Василий Аксенов - Новый сладостный стиль
АЯ вышел из машины. С моста были видны всеобъемлющие масштабы ступора. Бессмысленно меняли цвета несколько светофоров. Пары от работающих вхолостую моторов поднимались в воздух. Словно отяжелевшая, но неумолимая валькирия, надвинулась и нависла над площадью темная туча. Вдруг на мгновение все как бы обнажилось – тысячи людей в позах отчаяния. Пошел дождь. Несколько парней стояли среди машин, курили, спрятав сигаретки в рукав. Он пробрался к ним. Парни озлобленно переговаривались.

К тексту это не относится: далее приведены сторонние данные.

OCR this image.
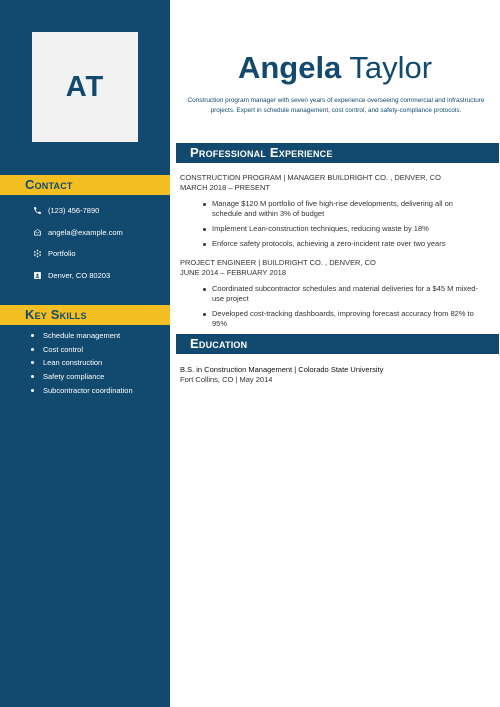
AT
Contact
(123) 456-7890
angela@example.com
Portfolio
Denver, CO 80203
Key Skills
Schedule management
Cost control
Lean construction
Safety compliance
Subcontractor coordination
Angela Taylor

Construction program manager with seven years of experience overseeing commercial and infrastructure projects. Expert in schedule management, cost control, and safety-compliance protocols.

Professional Experience
CONSTRUCTION PROGRAM | MANAGER BUILDRIGHT CO. , DENVER, CO
MARCH 2018 – PRESENT
Manage $120 M portfolio of five high-rise developments, delivering all on schedule and within 3% of budget
Implement Lean-construction techniques, reducing waste by 18%
Enforce safety protocols, achieving a zero-incident rate over two years
PROJECT ENGINEER | BUILDRIGHT CO. , DENVER, CO
JUNE 2014 – FEBRUARY 2018
Coordinated subcontractor schedules and material deliveries for a $45 M mixed-use project
Developed cost-tracking dashboards, improving forecast accuracy from 82% to 95%
Education
B.S. in Construction Management | Colorado State University
Fort Collins, CO | May 2014
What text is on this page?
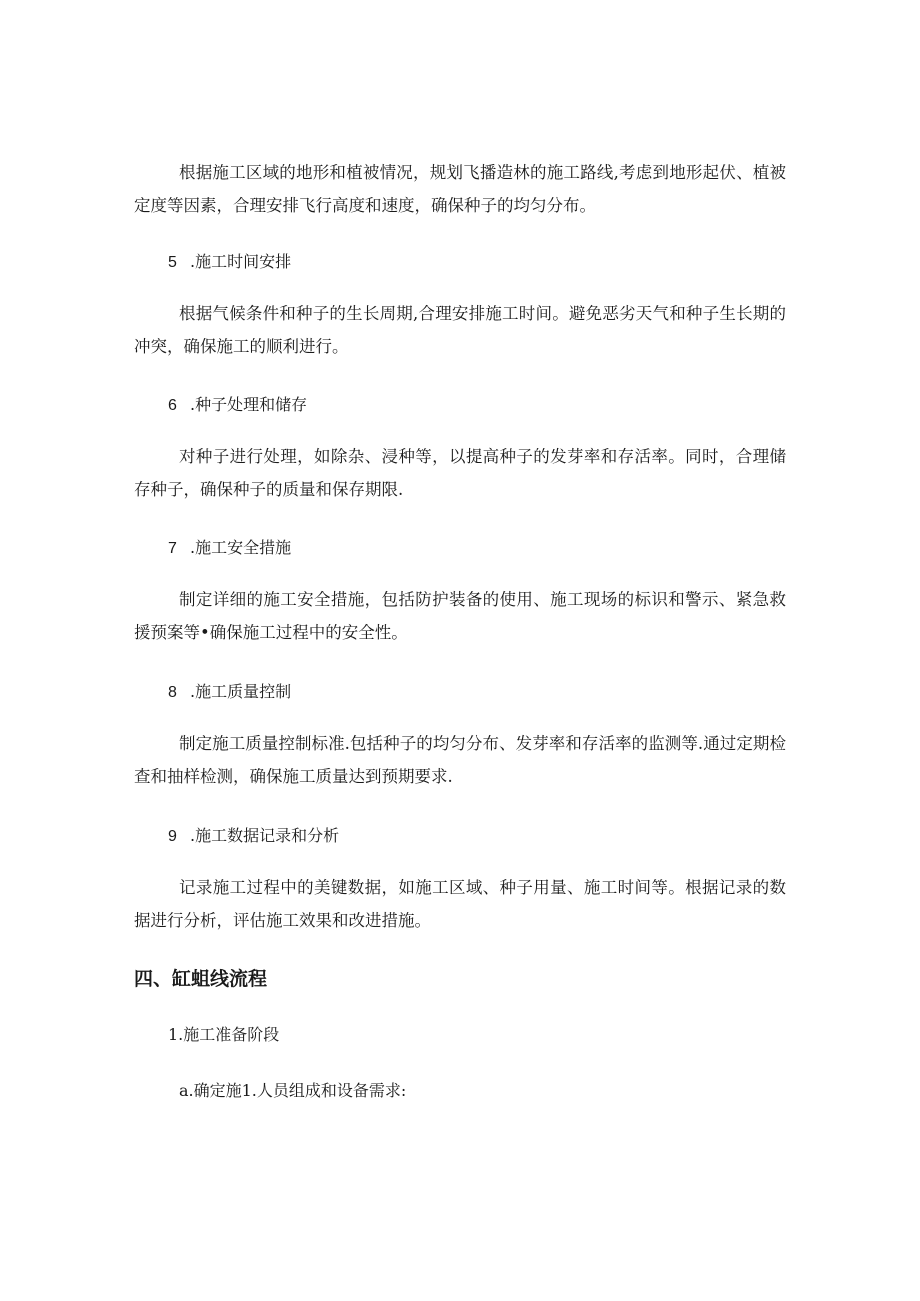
根据施工区域的地形和植被情况，规划飞播造林的施工路线,考虑到地形起伏、植被定度等因素，合理安排飞行高度和速度，确保种子的均匀分布。

5 .施工时间安排

根据气候条件和种子的生长周期,合理安排施工时间。避免恶劣天气和种子生长期的冲突，确保施工的顺利进行。

6 .种子处理和储存

对种子进行处理，如除杂、浸种等，以提高种子的发芽率和存活率。同时，合理储存种子，确保种子的质量和保存期限.

7 .施工安全措施

制定详细的施工安全措施，包括防护装备的使用、施工现场的标识和警示、紧急救援预案等•确保施工过程中的安全性。

8 .施工质量控制

制定施工质量控制标准.包括种子的均匀分布、发芽率和存活率的监测等.通过定期检查和抽样检测，确保施工质量达到预期要求.

9 .施工数据记录和分析

记录施工过程中的美键数据，如施工区域、种子用量、施工时间等。根据记录的数据进行分析，评估施工效果和改进措施。

四、缸蛆线流程
1.施工准备阶段
a.确定施1.人员组成和设备需求:
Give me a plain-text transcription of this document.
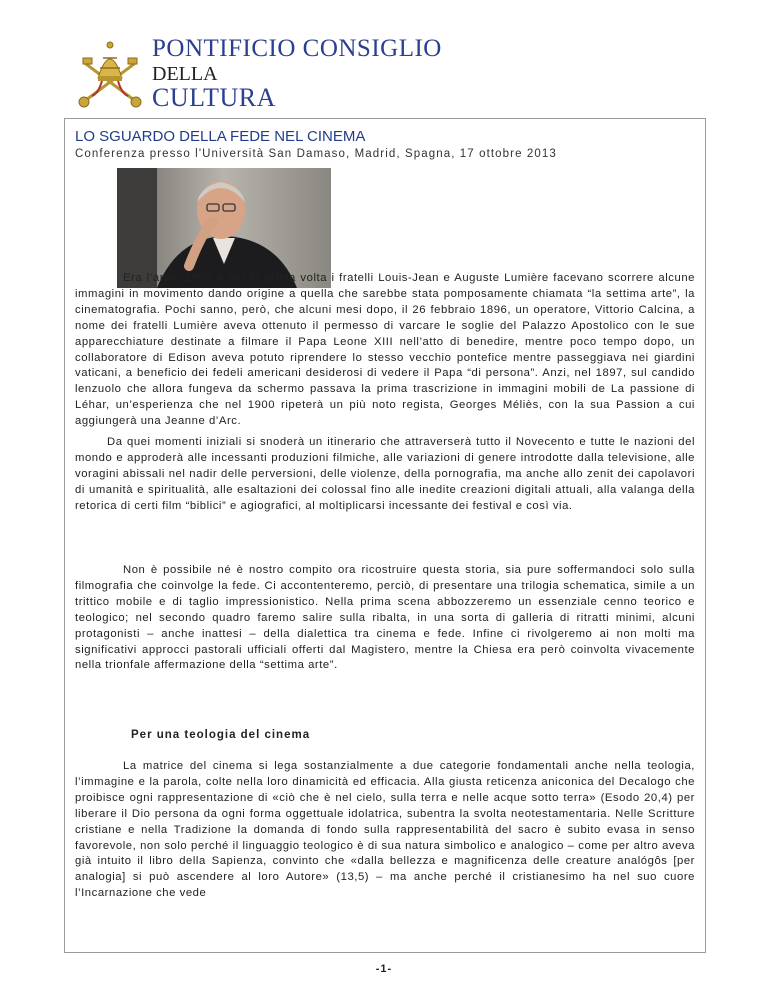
PONTIFICIO CONSIGLIO
DELLA
CULTURA
LO SGUARDO DELLA FEDE NEL CINEMA
Conferenza presso l'Università San Damaso, Madrid, Spagna, 17 ottobre 2013

Era l’anno 1895 e per la prima volta i fratelli Louis-Jean e Auguste Lumière facevano scorrere alcune immagini in movimento dando origine a quella che sarebbe stata pomposamente chiamata “la settima arte”, la cinematografia. Pochi sanno, però, che alcuni mesi dopo, il 26 febbraio 1896, un operatore, Vittorio Calcina, a nome dei fratelli Lumière aveva ottenuto il permesso di varcare le soglie del Palazzo Apostolico con le sue apparecchiature destinate a filmare il Papa Leone XIII nell’atto di benedire, mentre poco tempo dopo, un collaboratore di Edison aveva potuto riprendere lo stesso vecchio pontefice mentre passeggiava nei giardini vaticani, a beneficio dei fedeli americani desiderosi di vedere il Papa “di persona”. Anzi, nel 1897, sul candido lenzuolo che allora fungeva da schermo passava la prima trascrizione in immagini mobili de La passione di Léhar, un’esperienza che nel 1900 ripeterà un più noto regista, Georges Méliès, con la sua Passion a cui aggiungerà una Jeanne d’Arc.

Da quei momenti iniziali si snoderà un itinerario che attraverserà tutto il Novecento e tutte le nazioni del mondo e approderà alle incessanti produzioni filmiche, alle variazioni di genere introdotte dalla televisione, alle voragini abissali nel nadir delle perversioni, delle violenze, della pornografia, ma anche allo zenit dei capolavori di umanità e spiritualità, alle esaltazioni dei colossal fino alle inedite creazioni digitali attuali, alla valanga della retorica di certi film “biblici” e agiografici, al moltiplicarsi incessante dei festival e così via.

Non è possibile né è nostro compito ora ricostruire questa storia, sia pure soffermandoci solo sulla filmografia che coinvolge la fede. Ci accontenteremo, perciò, di presentare una trilogia schematica, simile a un trittico mobile e di taglio impressionistico. Nella prima scena abbozzeremo un essenziale cenno teorico e teologico; nel secondo quadro faremo salire sulla ribalta, in una sorta di galleria di ritratti minimi, alcuni protagonisti – anche inattesi – della dialettica tra cinema e fede. Infine ci rivolgeremo ai non molti ma significativi approcci pastorali ufficiali offerti dal Magistero, mentre la Chiesa era però coinvolta vivacemente nella trionfale affermazione della “settima arte”.

Per una teologia del cinema

La matrice del cinema si lega sostanzialmente a due categorie fondamentali anche nella teologia, l’immagine e la parola, colte nella loro dinamicità ed efficacia. Alla giusta reticenza aniconica del Decalogo che proibisce ogni rappresentazione di «ciò che è nel cielo, sulla terra e nelle acque sotto terra» (Esodo 20,4) per liberare il Dio persona da ogni forma oggettuale idolatrica, subentra la svolta neotestamentaria. Nelle Scritture cristiane e nella Tradizione la domanda di fondo sulla rappresentabilità del sacro è subito evasa in senso favorevole, non solo perché il linguaggio teologico è di sua natura simbolico e analogico – come per altro aveva già intuito il libro della Sapienza, convinto che «dalla bellezza e magnificenza delle creature analógôs [per analogia] si può ascendere al loro Autore» (13,5) – ma anche perché il cristianesimo ha nel suo cuore l’Incarnazione che vede

-1-
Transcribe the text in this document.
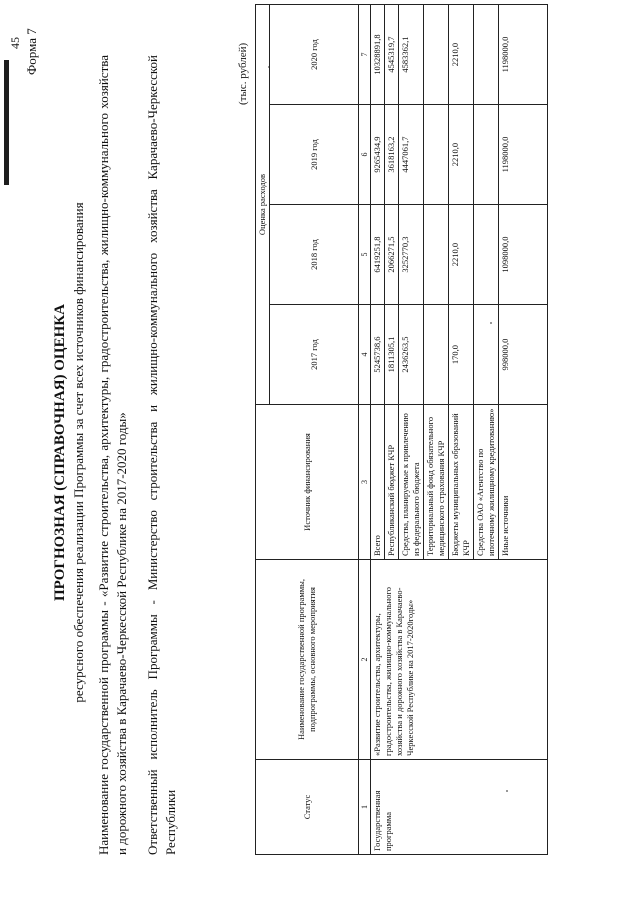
45 Форма 7
ПРОГНОЗНАЯ (СПРАВОЧНАЯ) ОЦЕНКА ресурсного обеспечения реализации Программы за счет всех источников финансирования Наименование государственной программы - «Развитие строительства, архитектуры, градостроительства, жилищно-коммунального хозяйства и дорожного хозяйства в Карачаево-Черкесской Республике на 2017-2020 годы» Ответственный исполнитель Программы - Министерство строительства и жилищно-коммунального хозяйства Карачаево-Черкесской Республики
(тыс. рублей)
Статус	Наименование государственной программы, подпрограммы, основного мероприятия	Источник финансирования	Оценка расходов			
			2017 год	2018 год	2019 год	2020 год
1	2	3	4	5	6	7
Государственная программа	«Развитие строительства, архитектуры, градостроительства, жилищно-коммунального хозяйства и дорожного хозяйства в Карачаево-Черкесской Республике на 2017-2020годы»	Всего	5245738,6	6419251,8	9265434,9	10328891,8
		Республиканский бюджет КЧР	1811305,1	2066271,5	3618163,2	4545319,7
		Средства, планируемые к привлечению из федерального бюджета	2436263,5	3252770,3	4447061,7	4583362,1
		Территориальный фонд обязательного медицинского страхования КЧР				
		Бюджеты муниципальных образований КЧР	170,0	2210,0	2210,0	2210,0
		Средства ОАО «Агентство по ипотечному жилищному кредитованию»				
		Иные источники	998000,0	1098000,0	1198000,0	1198000,0
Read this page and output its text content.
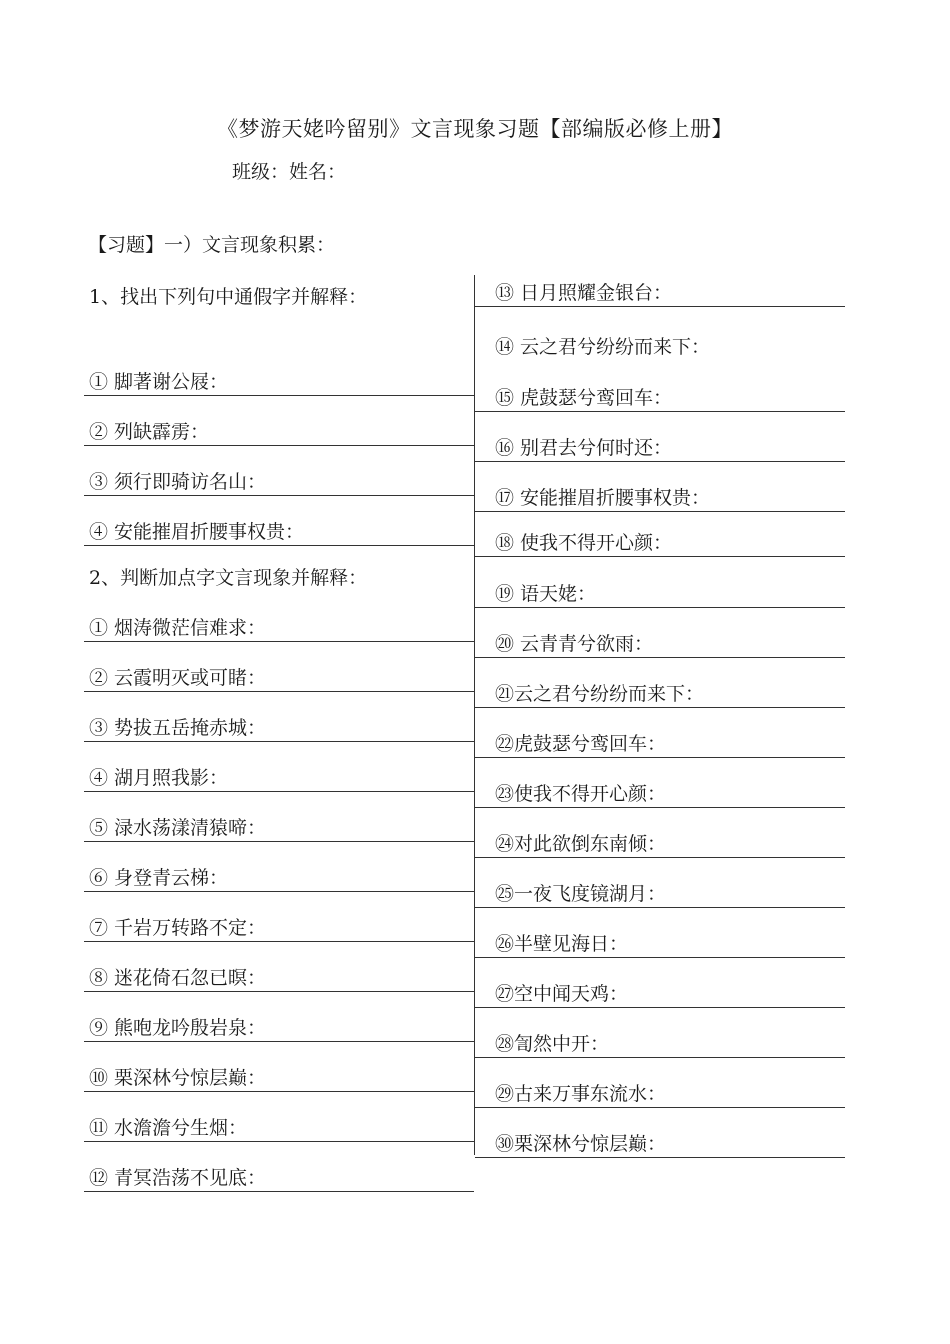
《梦游天姥吟留别》文言现象习题【部编版必修上册】
班级：姓名：
【习题】一）文言现象积累：
1、找出下列句中通假字并解释：
① 脚著谢公屐：
② 列缺霹雳：
③ 须行即骑访名山：
④ 安能摧眉折腰事权贵：
2、判断加点字文言现象并解释：
① 烟涛微茫信难求：
② 云霞明灭或可睹：
③ 势拔五岳掩赤城：
④ 湖月照我影：
⑤ 渌水荡漾清猿啼：
⑥ 身登青云梯：
⑦ 千岩万转路不定：
⑧ 迷花倚石忽已暝：
⑨ 熊咆龙吟殷岩泉：
⑩ 栗深林兮惊层巅：
⑪ 水澹澹兮生烟：
⑫ 青冥浩荡不见底：
⑬ 日月照耀金银台：
⑭ 云之君兮纷纷而来下：
⑮ 虎鼓瑟兮鸾回车：
⑯ 别君去兮何时还：
⑰ 安能摧眉折腰事权贵：
⑱ 使我不得开心颜：
⑲ 语天姥：
⑳ 云青青兮欲雨：
㉑云之君兮纷纷而来下：
㉒虎鼓瑟兮鸾回车：
㉓使我不得开心颜：
㉔对此欲倒东南倾：
㉕一夜飞度镜湖月：
㉖半壁见海日：
㉗空中闻天鸡：
㉘訇然中开：
㉙古来万事东流水：
㉚栗深林兮惊层巅：
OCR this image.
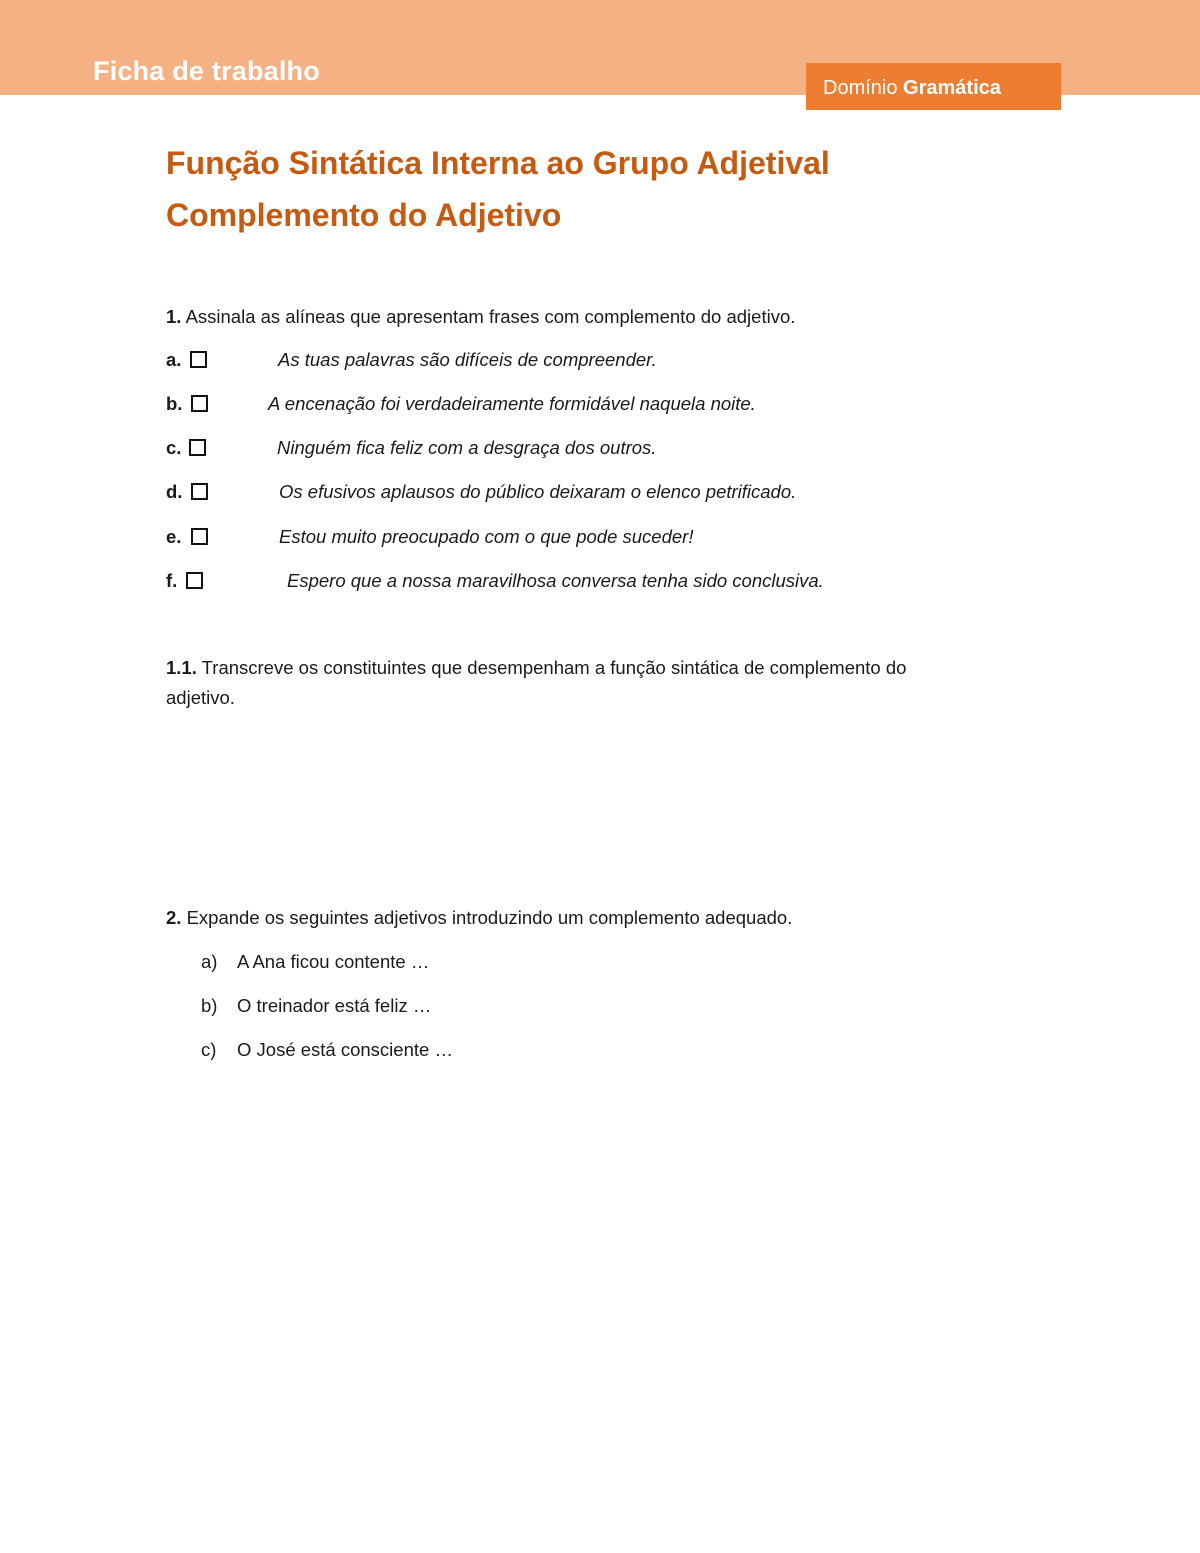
Ficha de trabalho
Domínio Gramática
Função Sintática Interna ao Grupo Adjetival
Complemento do Adjetivo
1. Assinala as alíneas que apresentam frases com complemento do adjetivo.
a.	As tuas palavras são difíceis de compreender.
b.	A encenação foi verdadeiramente formidável naquela noite.
c.	Ninguém fica feliz com a desgraça dos outros.
d.	Os efusivos aplausos do público deixaram o elenco petrificado.
e.	Estou muito preocupado com o que pode suceder!
f.	Espero que a nossa maravilhosa conversa tenha sido conclusiva.
1.1. Transcreve os constituintes que desempenham a função sintática de complemento do
adjetivo.
2. Expande os seguintes adjetivos introduzindo um complemento adequado.
a) A Ana ficou contente …
b) O treinador está feliz …
c) O José está consciente …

«Садовое перекрыто, на-хуй-блядь. Говорят, все мосты через реку перекрыты, на-хуй-блядь. Совсем у распиздяев крыша поехала». – «А что происходит, ребята?» – спросил АЯ. Один повернул к нему башку: «Ты что, не слышал? ГКЧП в городе, Горбача скинули!»
Александр тут же бросился назад, к машине, вытащил за руку Роуз Мороуз с ее бумагами: «Роуз, мы идем пешком! В городе переворот! Нам нужно как можно скорее добраться до фонда!» Шоферу он сказал: «Оставайтесь пока в машине, но если начнется стрельба, бросайте все и пробирайтесь к нам!»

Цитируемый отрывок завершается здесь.